Charles Mann writes in 1491:
Rather than domesticate animals for meat, Indians retooled ecosystems to encourage elk, deer, and bear. Constant burning of undergrowth increased the numbers of herbivores, the predators that fed on them, and the people who ate them both.Mann recounts the original settlers in Ohio being able to drive carriages through the trees like in English Parks. Rather than the thick over-grown, impenetrable and entangled forest of mythical lore, it was an open woodland with little undergrowth.
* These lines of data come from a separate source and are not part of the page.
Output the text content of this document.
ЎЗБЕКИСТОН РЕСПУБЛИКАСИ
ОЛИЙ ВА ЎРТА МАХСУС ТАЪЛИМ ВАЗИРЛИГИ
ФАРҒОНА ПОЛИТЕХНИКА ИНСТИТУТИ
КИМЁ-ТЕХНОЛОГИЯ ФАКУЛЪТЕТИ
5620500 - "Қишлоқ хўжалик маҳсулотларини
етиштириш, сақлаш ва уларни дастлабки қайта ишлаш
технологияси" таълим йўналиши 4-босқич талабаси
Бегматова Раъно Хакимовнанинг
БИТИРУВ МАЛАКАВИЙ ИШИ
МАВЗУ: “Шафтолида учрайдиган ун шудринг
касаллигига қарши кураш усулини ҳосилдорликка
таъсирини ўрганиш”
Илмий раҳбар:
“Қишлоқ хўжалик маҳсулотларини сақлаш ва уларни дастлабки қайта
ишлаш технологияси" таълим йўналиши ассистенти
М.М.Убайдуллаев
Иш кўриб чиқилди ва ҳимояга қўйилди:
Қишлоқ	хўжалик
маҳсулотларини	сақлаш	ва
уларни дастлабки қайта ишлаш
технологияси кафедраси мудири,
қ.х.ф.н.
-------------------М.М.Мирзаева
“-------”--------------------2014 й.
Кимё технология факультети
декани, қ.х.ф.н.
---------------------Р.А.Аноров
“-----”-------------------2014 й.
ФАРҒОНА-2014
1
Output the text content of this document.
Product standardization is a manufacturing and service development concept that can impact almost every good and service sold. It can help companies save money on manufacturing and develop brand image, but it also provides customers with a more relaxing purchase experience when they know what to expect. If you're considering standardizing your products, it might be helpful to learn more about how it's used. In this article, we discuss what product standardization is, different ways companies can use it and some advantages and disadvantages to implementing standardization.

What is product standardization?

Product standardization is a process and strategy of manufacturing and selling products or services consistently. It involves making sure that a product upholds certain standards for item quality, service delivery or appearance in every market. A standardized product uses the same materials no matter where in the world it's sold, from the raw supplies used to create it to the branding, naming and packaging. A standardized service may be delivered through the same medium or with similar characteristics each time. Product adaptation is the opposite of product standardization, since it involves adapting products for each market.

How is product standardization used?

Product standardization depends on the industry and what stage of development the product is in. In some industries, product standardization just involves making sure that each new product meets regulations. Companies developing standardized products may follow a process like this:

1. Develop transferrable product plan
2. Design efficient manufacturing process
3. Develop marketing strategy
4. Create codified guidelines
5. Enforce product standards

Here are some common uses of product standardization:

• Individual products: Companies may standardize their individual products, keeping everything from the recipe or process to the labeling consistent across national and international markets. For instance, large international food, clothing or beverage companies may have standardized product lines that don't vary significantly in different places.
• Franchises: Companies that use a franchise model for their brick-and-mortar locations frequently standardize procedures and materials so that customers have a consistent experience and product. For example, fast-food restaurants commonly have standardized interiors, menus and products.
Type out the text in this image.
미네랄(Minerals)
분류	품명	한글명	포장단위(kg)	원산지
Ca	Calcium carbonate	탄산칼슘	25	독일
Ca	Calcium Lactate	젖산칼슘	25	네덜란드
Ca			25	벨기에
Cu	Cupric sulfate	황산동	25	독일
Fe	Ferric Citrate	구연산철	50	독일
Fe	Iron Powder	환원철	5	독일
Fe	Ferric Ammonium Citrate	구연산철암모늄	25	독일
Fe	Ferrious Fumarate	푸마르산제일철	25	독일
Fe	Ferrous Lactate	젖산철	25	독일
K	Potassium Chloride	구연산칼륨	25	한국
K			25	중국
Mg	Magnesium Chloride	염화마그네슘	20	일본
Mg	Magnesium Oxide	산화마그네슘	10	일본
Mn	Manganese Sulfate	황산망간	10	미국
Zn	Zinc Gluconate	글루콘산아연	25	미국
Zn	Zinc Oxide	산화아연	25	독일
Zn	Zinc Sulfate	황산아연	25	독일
Mann continues:
A creature of the prairie, Bison was imported to the East by Native Americans along a path of indigenous fire, as they changed enough forest into fallows for it to survive far outside its original range.That migratory highway is the American Great Plains and Mid-west. One of the largest human-scaped ecosystems. I had not previously made the connection between a pre-metallurgical society's use of fire and animal husbandry on an ecological level of scale. It makes perfect sense in Australia as well. Burning the bush off removes the undergrowth and provides greater grassland for grazing animals such as the Kangaroo - a staple of the Aboriginal diet. The main issue for the Aboriginal people, and probably why there isn't a Great Plain in Australia, was the eucalypt tree. What a remarkably adaptive species which lives in desert, in snow, on the salt stained coast, and in rainforests. I have even seen them used for landscaping on the Arizonan Sonora Plain. In terms of fire for increasing grassland, the eucalypt can take being burnt off, and come back strongly soon after. Which isn't news, every Australian has been amazed at how quickly the eucalypts recover from a bushfire.